If Woodside is to remain open, “new (restraint) practices and policies need to be in place,” Ruben said.

During this year’s legislative session, DCF officials met with lawmakers to talk about the state’s options. They ranged from not having any “juvie jail,” as troubled teens refer to Woodside, to building a new $23 million secure facility, which presumably would emphasize rehabilitation over punishment.

Does that mean lawmakers and Gov. Phil Scott’s administration, prodded by juvenile advocacy groups, have figured out that locking up kids — Woodside-style — was a failed public policy?

That’s probably wishful thinking. The decision to move more troubled teens into group-home settings instead of warehousing them at Woodside has a lot to do with economics.

For years, the state passed Woodside off as a residential psychiatric treatment center. During Peter Shumlin’s six-year tenure as governor that began in 2011, the state claimed that since many of the youths held at Woodside came from low-income families or had mental health problems, they should qualify for federal Medicaid funds.

This allowed Vermont to qualify for roughly $3 million a year in federal money — half of Woodside’s budget.

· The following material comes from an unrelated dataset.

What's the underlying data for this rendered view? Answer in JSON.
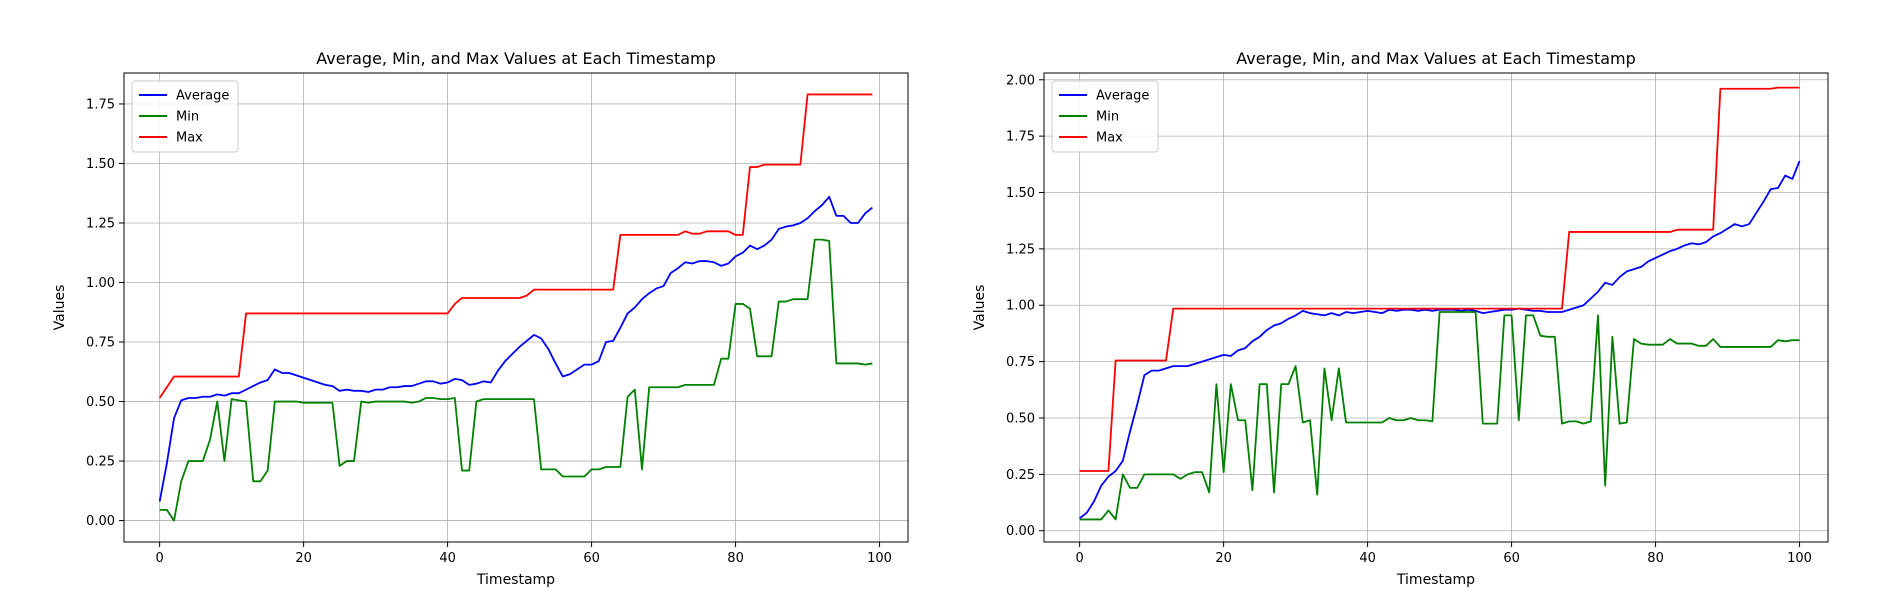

By 2018, the feds had come to the realization, however, that Woodside’s mental health and substance abuse counseling services fell short of what could be considered comprehensive psychiatric care.

With federal funding drying up, it now falls upon elected officials in Montpelier to figure out out how to pay to keep the lights on at Woodside.

Or better yet, now that the place has gone dark, just don’t turn the lights back on.